Тем не менее еще большей честью является победить самого себя, суметь стать хозяином своей судьбы, которая может быть как благосклонной, так и наоборот. Это sosiego — внутреннее спокойствие, с которым герой встречает и удары судьбы, и радость триумфа, — проявил и Филипп II, бесстрастно выслушавший известие о разгроме Непобедимой армады; с другой стороны, кисть Веласкеса придает герою незабываемое пластическое выражение, рисуя Амбросио Спинолу в момент, когда он получает от своего сраженного соперника ключи от города Бреда и когда «он наклоняется к своему врагу и, едва заметным жестом, избавляет его от унижения стоять на коленях перед своим победителем».

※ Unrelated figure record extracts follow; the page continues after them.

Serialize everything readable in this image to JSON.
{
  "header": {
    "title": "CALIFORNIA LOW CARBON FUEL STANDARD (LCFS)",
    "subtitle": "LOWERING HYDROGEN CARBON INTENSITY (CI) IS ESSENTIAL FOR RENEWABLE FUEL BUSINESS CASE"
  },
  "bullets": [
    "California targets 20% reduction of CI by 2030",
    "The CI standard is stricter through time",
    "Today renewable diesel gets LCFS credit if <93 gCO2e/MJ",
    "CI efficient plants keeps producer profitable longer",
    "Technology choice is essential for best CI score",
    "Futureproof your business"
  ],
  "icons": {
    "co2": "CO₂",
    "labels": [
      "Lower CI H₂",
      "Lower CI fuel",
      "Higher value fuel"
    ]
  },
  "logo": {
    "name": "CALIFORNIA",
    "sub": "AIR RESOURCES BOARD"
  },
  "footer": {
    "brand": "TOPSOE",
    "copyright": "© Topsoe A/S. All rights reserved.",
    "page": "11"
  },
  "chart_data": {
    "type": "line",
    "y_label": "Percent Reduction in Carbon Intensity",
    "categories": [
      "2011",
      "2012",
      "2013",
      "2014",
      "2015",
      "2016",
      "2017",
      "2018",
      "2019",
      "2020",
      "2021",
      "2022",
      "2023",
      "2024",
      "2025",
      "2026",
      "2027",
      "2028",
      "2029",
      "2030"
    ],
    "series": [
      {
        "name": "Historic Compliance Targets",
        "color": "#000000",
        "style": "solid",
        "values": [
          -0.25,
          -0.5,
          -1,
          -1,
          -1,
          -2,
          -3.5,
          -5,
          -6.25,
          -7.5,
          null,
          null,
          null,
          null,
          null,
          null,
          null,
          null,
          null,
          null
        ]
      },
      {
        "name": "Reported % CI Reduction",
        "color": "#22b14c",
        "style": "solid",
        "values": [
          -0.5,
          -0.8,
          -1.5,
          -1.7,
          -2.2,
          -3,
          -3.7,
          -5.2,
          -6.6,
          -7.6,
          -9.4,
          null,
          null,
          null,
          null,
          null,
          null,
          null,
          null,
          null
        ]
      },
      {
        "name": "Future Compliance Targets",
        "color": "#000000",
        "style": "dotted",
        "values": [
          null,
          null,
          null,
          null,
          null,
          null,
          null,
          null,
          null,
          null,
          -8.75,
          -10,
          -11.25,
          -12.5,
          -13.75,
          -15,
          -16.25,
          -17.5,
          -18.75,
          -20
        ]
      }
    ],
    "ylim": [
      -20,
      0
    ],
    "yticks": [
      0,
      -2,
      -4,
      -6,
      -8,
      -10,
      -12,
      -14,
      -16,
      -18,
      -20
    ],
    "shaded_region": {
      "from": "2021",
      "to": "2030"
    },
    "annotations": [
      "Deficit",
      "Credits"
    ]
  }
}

Подобное поведение может переходить в более утонченную форму гордости, когда красота поступка становится самоцелью и устраняет ценность действия как такового. О том впечатлении, которое родилось от такого формализма в испанской душе, нет более красноречивого свидетельства, чем рассказ об обстоятельствах смерти Дона Родриго Кальдерона и о его посмертной судьбе. Жертва принятия ответных мер против тех, кто скандально разбогател в царствование Филиппа III, Родриго Кальдерон, маркиз де Сиете Иглесиас был привлечен к судебной ответственности герцогом д’Оливаресом, фаворитом нового короля Филиппа IV. Его слишком быстрое восхождение по социальной лестнице, роскошь, которой он себя окружил, его гордость — все способствовало тому, чтобы он стал самым непопулярным человеком в королевстве, и потому в начале нового правления он был выбран в качестве козла отпущения. Собирались обвинения и свидетельства против него; к реальным злоупотреблениям и преступлениям, которые ставились ему в вину, добавлялись другие, надуманные, такие, как колдовство, которое всегда вызывало суровое порицание народа. Процесс был объектом пристального внимания; после вынесения смертного приговора на мадридской Плаза Майор был возведен эшафот. Мизансцена была разыграна таким образом, чтобы произвести впечатление на общественное мнение. Но Родриго Кальдерон подошел к эшафоту спокойный, полный презрения: «…он без волнения поднялся по ступенькам, грациозно накинув полу своего плаща на плечо, вплоть до этого страшного финала сохраняя дворянское достоинство и самообладание». И с этой минуты судебный процесс, преступления, презрение, все было забыто, все исчезло, изглаженное красотой поведения, и в целой Испании никто не встретил свою смерть столь элегантно, как это сделал Кальдерон. Более того, он стал чем-то вроде идола, реликвии которого оспаривают друг у друга — дело доходило до того, что люди дрались за кусочек материи, обагренной кровью Кальдерона… «Гордый, как Родриго, идущий на эшафот», — в Испании до сих пор в ходу эта поговорка, родившаяся 21 октября 1621 года, «в самый знаменитый день нашего века…»
— как утверждал современник тех событий.